Likewise, TrailBase has a few nifty tricks up its sleeve:

  • Language independent type-safety via JSON Schemas with strict typing being enforced all the way down to the database level4.
  • TrailBase’s JavaScript runtime supports full ES6, TypeScript transpilation, and is built on V8 making it ~45x faster.
  • First-class access to all of SQLite/libsql’s features and capabilities.
  • A simple auth UI.
  • Stateless JWT auth-tokens for simple, hermetic authentication in other backends.
  • Efficient and stable cursor-based pagination.
  • An admin UI that “works” on small screens and mobile :)

Language & Performance

Another difference is that PocketBase and TrailBase are written in Go and Rust, respectively, which may matter to you especially when modifying either or using them as “frameworks”.

Beyond personal preferences, both languages are speedy options in practice. That said, Rust’s lack of a runtime and lower FFI overhead should make it the more performant choice. To our own surprise, we found a significant gap. TrailBase is roughly 3.5x to 7x faster, in our simplistic micro-benchmarks depending on the use-case.
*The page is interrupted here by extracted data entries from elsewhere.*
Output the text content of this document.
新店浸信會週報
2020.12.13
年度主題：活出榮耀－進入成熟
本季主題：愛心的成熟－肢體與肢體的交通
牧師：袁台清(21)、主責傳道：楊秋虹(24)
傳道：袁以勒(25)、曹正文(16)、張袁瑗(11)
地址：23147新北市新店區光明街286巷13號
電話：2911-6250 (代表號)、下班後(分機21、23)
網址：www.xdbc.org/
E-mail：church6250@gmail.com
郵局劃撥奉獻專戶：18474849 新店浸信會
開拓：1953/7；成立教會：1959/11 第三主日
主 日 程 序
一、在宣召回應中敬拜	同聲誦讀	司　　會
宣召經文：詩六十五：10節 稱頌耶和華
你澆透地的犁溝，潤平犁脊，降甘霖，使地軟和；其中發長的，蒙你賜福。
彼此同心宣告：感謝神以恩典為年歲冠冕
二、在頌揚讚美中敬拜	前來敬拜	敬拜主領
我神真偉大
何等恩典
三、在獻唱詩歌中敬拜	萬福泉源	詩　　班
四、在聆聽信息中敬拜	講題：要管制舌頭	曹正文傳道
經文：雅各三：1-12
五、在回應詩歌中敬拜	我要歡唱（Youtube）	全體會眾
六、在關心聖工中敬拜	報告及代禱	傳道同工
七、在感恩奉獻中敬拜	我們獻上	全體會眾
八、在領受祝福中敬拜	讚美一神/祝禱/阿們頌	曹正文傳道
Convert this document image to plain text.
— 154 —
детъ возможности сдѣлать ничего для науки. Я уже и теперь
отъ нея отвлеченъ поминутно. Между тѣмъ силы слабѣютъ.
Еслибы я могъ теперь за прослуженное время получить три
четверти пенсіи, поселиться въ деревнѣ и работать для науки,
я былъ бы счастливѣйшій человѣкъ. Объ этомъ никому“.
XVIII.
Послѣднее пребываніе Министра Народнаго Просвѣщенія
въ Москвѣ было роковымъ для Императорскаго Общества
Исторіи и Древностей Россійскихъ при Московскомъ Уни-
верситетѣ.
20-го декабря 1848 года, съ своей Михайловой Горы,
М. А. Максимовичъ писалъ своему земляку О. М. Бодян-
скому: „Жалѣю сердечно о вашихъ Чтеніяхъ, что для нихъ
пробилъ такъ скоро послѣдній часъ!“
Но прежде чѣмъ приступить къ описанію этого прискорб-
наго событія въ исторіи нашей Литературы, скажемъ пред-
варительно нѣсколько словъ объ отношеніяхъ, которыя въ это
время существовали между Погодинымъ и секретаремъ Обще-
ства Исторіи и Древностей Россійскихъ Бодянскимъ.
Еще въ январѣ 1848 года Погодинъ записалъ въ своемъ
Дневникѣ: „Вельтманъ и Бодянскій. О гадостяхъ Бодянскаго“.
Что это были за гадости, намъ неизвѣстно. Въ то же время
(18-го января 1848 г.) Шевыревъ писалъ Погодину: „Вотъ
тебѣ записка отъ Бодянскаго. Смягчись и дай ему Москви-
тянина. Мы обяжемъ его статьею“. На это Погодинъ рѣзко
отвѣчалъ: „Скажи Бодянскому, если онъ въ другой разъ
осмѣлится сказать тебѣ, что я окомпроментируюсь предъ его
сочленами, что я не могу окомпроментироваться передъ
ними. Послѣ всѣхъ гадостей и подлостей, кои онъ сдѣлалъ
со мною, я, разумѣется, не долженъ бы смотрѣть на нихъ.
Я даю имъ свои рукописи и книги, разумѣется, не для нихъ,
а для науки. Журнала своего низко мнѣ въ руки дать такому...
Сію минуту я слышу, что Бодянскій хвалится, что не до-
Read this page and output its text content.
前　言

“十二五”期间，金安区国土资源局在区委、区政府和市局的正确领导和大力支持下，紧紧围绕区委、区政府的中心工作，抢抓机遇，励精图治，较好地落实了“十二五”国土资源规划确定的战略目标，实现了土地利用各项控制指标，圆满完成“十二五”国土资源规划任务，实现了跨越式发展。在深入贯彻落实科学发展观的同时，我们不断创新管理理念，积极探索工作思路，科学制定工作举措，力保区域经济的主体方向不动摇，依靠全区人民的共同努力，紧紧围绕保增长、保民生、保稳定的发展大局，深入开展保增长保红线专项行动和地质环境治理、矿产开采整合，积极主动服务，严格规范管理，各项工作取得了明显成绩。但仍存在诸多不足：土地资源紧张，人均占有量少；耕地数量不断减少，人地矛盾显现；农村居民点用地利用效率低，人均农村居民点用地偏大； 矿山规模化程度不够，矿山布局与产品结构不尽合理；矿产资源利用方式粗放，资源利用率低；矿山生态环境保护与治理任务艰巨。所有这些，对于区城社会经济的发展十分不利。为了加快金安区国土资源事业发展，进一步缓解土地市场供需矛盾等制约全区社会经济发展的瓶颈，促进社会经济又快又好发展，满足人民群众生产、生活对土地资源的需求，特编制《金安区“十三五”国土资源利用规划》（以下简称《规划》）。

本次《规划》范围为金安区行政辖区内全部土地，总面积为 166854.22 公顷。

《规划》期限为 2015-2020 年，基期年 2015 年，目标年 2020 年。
Not to toot our own horn, this is mostly thanks to combining a very low overhead language, one of the fastest HTTP servers, a V8 engine, and incredibly quick SQLite/libsql.


Footnotes

  1. Maybe more in line with SupaBase’s philosophy. We suspect that PocketBase relies on schema metadata by construction requiring alterations to be mediated through PocketBase APIs to stay in sync.

  2. We believe that SQL a ubiquitous evergreen technology, which in of itself is already a high-level abstraction for efficient, unified cross-database access. Even higher-level abstractions, such as ORMs, often look nice for simple examples but quickly fall flat for more complex ones. They’re certainly bespoke, non-transferable knowledge, and increase vendor lock-in.

  3. All extensions can be built into a small, standalone shared library and imported by vanilla SQLite avoiding vendor lock-in.

  4. SQLite is not strictly typed by default. Instead column types merely a type affinity for value conversions.